The following example program sends a short pulse on GPIO 14 using pigpio.

import pigpio

pi = pigpio.pi() # connect to Pi

pi.set_mode(14, pigpio.OUTPUT)

wf.append(pigpio.pulse(1 << 14, 0, 500))
wf.append(pigpio.pulse(0, 1 << 14, 800))

wid = pi.wave_create()

while pi.wave_tx_busy():


It is run with pigpiod executed with these parameters in an attempt to minimize its interference with audio: pigpiod -l -m -t 0 -x 16384

Yet, even after terminating pigpiod, the sound from IQaudio sounds garbled: played intermittently at a high speed with vlc or sounding like white noise with speaker_test. Killing and rerunning pigpiod doesn't help. Only a reboot fixes the problem. Running pigpiod without running the program, or configuring pigpio without using its wave functionality doesn't create a problem.

Any ideas on how to restore the hardware's state after the wave output so that IQaudio sound works correctly?

2 Answers 2


There is no way provided by pigpio.

pigpio takes over the PWM and PCM clocks when you use waves. There is no provision made by pigpio to restore the clocks to the previous state.

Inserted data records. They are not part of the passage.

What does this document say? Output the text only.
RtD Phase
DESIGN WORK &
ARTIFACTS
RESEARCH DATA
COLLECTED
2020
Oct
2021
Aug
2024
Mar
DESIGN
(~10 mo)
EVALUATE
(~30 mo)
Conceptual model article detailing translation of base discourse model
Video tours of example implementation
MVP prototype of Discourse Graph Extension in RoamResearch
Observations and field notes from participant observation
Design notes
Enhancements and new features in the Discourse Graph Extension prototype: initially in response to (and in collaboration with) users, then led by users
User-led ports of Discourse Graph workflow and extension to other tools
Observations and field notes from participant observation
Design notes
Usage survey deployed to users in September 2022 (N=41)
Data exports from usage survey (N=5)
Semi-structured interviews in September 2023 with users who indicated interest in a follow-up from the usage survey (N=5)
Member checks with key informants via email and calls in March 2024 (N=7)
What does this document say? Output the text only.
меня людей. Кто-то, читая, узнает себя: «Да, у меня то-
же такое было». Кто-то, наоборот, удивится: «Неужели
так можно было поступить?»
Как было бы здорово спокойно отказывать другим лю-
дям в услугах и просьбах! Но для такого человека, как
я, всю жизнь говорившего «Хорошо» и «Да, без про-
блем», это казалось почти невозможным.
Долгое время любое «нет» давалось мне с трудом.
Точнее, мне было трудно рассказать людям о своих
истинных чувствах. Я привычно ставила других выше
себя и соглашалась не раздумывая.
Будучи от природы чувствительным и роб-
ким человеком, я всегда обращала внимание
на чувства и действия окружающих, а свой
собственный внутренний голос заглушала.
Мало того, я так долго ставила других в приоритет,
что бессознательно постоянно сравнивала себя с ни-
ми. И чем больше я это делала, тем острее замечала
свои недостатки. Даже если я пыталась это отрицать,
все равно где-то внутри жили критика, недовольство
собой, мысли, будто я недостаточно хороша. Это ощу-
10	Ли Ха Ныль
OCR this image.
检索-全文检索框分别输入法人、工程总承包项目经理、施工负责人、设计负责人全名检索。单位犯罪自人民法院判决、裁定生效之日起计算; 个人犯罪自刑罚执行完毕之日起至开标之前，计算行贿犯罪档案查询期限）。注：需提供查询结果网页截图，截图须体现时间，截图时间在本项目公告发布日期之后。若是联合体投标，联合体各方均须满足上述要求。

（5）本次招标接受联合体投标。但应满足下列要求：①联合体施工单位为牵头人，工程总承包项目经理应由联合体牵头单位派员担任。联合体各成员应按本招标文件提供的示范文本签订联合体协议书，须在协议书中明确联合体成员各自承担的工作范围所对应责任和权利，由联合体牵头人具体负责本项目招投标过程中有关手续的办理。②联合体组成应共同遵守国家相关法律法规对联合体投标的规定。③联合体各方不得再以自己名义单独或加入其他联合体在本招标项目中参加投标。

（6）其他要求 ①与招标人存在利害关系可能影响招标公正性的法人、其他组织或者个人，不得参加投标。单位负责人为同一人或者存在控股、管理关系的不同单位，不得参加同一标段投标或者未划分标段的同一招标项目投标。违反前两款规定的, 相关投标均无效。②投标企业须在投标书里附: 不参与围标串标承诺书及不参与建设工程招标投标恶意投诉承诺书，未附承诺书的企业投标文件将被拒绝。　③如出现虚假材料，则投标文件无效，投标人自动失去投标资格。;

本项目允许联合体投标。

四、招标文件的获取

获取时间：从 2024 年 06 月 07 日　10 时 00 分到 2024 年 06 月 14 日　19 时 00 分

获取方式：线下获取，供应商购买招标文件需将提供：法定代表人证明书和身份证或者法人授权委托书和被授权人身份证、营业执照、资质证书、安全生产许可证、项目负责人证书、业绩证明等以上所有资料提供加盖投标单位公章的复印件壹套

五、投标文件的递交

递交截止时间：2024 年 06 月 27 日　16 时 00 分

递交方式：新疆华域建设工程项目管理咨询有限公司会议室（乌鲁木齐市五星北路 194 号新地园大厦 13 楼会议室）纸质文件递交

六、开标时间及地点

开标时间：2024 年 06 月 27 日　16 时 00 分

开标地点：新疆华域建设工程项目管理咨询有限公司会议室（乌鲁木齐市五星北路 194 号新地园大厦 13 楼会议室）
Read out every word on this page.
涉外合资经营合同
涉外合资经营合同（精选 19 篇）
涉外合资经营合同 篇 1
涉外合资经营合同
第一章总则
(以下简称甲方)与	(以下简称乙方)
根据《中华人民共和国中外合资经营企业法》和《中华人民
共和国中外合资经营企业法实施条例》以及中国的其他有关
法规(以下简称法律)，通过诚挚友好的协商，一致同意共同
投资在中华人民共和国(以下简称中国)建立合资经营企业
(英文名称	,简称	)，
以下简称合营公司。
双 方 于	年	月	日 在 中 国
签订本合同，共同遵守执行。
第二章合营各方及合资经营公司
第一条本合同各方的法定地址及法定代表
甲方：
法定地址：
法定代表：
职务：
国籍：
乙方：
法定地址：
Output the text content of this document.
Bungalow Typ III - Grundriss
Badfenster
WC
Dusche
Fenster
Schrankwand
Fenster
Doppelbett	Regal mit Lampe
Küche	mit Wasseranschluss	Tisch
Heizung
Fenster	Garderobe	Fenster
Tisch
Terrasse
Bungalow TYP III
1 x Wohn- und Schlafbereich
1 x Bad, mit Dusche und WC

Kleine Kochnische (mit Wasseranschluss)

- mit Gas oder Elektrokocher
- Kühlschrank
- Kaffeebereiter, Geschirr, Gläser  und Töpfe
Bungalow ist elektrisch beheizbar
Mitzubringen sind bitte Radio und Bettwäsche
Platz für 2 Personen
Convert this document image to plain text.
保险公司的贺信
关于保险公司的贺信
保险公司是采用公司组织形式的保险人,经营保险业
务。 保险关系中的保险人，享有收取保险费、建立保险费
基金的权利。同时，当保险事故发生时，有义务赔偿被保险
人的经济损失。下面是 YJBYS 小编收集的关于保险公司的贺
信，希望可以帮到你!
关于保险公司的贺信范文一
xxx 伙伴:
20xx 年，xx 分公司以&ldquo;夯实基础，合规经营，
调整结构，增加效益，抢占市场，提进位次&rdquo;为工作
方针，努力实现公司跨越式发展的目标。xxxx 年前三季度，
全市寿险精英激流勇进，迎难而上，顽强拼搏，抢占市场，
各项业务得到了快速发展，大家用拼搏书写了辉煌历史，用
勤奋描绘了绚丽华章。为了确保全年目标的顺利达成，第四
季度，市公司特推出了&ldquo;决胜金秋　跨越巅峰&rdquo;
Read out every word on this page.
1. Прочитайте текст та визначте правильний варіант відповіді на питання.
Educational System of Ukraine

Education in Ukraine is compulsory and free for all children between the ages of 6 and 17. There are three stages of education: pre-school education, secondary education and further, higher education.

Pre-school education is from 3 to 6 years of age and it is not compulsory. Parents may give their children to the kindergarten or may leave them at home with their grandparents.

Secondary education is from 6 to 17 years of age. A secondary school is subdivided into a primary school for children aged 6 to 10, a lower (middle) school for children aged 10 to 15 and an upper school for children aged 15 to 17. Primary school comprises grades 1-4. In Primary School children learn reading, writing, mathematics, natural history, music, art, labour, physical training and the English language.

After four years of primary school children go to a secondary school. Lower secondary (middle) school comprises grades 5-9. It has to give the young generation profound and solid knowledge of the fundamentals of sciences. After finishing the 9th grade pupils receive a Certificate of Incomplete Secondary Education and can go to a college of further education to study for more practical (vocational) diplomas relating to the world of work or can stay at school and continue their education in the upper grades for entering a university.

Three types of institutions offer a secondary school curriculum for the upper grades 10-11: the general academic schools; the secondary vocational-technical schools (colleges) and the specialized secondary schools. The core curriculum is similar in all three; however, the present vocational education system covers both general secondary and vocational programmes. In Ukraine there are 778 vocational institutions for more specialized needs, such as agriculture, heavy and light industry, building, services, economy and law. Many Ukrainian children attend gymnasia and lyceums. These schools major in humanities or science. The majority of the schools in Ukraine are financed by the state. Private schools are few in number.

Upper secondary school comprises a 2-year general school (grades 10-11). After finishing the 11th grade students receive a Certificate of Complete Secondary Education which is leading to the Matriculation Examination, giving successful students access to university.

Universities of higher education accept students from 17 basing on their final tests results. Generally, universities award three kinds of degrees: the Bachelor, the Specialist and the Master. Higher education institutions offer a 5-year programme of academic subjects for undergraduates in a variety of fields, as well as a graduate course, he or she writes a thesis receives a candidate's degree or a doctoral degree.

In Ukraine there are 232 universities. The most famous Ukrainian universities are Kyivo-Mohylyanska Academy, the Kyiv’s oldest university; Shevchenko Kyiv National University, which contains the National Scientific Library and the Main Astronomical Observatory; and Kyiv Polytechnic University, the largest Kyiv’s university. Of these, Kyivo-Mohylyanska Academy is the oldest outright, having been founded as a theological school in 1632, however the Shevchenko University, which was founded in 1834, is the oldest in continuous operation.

The hardware PWM continues to run once it is set and the appropriate registers which control PWM & Clock can only be accessed by code with root access.
(I have never used PCM but the same would apply.)

It would be possible to write code which changes clocks but "restore" is more problematic as there is no default. Normally these are set (presumably by kernel) to a value to suit analog audio.

You could take a snapshot of the appropriate registers & restore values.

I know of no code to do this (other than the few libraries which support hardware PWM).